Denial has always been a massive power in my life, but I wouldn’t have called it that until recently. I’d have called it “optimism” or “a positive attitude” or some pseudo-empowering bullshit that really means I’ve been incredibly bloody lucky. One of the things I take from my whole publishing experience is that disasters can happen no matter how much you prepare. Optimism won’t help. A positive attitude doesn’t rescue you once you’ve gone over that cliff. At some point, you’re dropping, and it’s just a matter of what you hit when you get to the bottom.

This lesson is far more disconcerting when you’re watching someone else fall.

I’m not quite at that stage yet. I’m still hoping my arms are long enough, that I’ll be able to get to that cliff and catch them and pull them up and keep them safe, and convince them to stay the hell away from the edge.

And it’s my greatest fear that this hope is actually denial.

There was something of a tradition of cheerful bullying in my family of origin: it should be thus, so we’ll all smile until it is thus. I learned that looking happy, making others believe I was having a good time, was the single most important thing about any group activity. To do otherwise would be horribly rude.

What this does, of course, is paper over disaster–including disasters that are entirely self-inflicted. If I saw something coming? Don’t say a word. Smile. Be cheerful. Be a trooper. It’ll be fine.

Most of the time, it was fine, at least in the nobody-ended-up-in-the-hospital way. But psychically…I learned to retreat from my own reactions, to not share discontentment, to wish my way through bad times. I learned that bad meant bleeding, and anything else didn’t really count.

The value of denial, and what makes it seductive, is its illusion of control. This can be a lifesaver when you’re in a truly awful situation: it can give you something to hang on to when you desperately need a reason not to let yourself fall. But when you hang on to it after you’ve gone over the edge, you may miss the hand that reaches out for you. You may miss your last chance to be saved.

All this sounds terribly dramatic. It feels terribly dramatic, although I expect it doesn’t look nearly as awful from the outside. What lies at the bottom of the cliff isn’t sharp and spiky, just really uncomfortable (and utterly preventable, which is part of what is making me angry). There’s been a lot of luck involved here, and I’m glad of that, despite the fact that it’s fed the power of denial.

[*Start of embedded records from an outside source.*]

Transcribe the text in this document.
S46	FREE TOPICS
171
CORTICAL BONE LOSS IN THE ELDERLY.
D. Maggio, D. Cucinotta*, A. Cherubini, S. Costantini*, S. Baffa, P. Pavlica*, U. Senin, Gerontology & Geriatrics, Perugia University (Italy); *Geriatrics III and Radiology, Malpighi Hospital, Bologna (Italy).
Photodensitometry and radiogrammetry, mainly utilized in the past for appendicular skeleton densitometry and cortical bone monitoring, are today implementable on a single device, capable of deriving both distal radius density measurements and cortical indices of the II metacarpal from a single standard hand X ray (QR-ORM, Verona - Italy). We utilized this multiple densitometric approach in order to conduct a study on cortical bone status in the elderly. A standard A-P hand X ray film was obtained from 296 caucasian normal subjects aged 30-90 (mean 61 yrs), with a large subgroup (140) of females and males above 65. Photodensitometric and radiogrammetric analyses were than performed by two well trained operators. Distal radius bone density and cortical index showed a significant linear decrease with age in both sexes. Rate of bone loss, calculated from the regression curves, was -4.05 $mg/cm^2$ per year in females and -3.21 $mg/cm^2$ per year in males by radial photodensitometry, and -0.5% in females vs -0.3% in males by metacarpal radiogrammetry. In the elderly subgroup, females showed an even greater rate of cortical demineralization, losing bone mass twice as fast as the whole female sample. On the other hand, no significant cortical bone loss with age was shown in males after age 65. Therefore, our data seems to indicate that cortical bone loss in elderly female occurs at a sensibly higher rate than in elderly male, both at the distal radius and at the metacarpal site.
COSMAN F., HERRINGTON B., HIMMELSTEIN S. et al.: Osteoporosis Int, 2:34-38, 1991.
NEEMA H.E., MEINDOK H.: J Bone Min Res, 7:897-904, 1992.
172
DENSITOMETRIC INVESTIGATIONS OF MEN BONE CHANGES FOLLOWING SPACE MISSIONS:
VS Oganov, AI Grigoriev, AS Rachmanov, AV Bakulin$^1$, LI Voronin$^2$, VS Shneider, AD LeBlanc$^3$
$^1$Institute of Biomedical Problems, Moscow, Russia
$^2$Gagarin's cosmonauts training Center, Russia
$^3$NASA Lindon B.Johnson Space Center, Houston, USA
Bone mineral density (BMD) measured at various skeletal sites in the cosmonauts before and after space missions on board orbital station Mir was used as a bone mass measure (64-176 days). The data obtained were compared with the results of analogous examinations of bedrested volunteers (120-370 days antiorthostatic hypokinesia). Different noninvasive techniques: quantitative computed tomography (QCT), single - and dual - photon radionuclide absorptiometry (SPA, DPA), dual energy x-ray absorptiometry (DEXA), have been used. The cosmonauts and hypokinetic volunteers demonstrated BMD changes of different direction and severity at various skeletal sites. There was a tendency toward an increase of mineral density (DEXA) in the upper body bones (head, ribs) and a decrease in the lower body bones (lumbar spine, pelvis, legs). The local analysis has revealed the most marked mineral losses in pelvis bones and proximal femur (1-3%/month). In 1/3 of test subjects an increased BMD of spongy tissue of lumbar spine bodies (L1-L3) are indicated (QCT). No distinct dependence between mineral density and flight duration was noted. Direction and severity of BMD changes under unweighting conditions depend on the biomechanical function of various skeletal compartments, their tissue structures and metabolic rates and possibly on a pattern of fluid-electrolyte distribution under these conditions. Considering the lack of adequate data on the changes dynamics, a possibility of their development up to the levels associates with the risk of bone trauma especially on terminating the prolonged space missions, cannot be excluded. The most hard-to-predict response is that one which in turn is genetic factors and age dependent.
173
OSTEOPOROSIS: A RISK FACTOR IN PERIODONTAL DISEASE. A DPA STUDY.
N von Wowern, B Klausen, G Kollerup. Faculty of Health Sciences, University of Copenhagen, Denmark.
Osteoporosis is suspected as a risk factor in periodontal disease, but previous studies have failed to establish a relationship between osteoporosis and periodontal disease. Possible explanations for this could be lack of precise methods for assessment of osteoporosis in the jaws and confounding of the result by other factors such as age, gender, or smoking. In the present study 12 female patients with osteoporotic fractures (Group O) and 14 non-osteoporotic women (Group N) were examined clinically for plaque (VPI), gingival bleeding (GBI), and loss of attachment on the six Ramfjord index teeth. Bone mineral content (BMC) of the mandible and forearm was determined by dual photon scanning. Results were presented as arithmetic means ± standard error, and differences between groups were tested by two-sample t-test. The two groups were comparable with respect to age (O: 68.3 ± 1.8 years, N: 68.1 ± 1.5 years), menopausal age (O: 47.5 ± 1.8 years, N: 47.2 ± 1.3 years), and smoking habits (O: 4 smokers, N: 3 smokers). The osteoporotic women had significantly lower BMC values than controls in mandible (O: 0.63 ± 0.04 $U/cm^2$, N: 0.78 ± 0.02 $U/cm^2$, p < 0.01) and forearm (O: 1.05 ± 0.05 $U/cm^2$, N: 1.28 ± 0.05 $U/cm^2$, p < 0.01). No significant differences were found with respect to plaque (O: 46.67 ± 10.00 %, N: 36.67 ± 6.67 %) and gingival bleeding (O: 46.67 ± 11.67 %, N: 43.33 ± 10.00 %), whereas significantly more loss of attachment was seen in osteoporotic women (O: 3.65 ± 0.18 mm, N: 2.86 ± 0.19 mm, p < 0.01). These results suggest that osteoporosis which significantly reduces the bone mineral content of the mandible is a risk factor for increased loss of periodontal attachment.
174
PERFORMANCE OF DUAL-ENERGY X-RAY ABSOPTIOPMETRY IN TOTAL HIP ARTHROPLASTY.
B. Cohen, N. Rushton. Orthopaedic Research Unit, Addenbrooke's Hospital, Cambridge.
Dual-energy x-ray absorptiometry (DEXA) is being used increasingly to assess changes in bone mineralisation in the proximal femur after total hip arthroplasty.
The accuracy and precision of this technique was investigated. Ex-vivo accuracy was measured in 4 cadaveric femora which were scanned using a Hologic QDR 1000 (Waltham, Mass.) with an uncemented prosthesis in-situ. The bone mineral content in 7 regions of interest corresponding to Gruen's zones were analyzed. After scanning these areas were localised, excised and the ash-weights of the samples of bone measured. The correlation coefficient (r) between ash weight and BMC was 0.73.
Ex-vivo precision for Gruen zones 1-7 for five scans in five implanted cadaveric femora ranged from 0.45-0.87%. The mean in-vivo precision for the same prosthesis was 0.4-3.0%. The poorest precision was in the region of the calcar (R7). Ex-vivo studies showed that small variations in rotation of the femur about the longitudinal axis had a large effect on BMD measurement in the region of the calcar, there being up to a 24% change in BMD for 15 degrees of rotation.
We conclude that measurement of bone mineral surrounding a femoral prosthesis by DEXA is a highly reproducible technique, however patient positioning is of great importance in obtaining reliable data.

But there are days…there are days I feel like this is all of it. This is the future, full stop. Watching someone accelerate toward the edge, hoping against hope I can make it to them in time, knowing that even if I do there’s a good chance they’ll keep that pedal to the metal. And once they go over…nothing to look forward to but my own turn, my own physical and cognitive foibles, my own clinging to denial and driving the people I love to despair.

I’m not that little girl who smiled, and yet I am. I am learning to look past denial, and I’m not. We’re each permitted so much change in life, and no more. Or maybe we can become whatever we want, but we have to be able to see it. Right now, I don’t see anything but the cliff.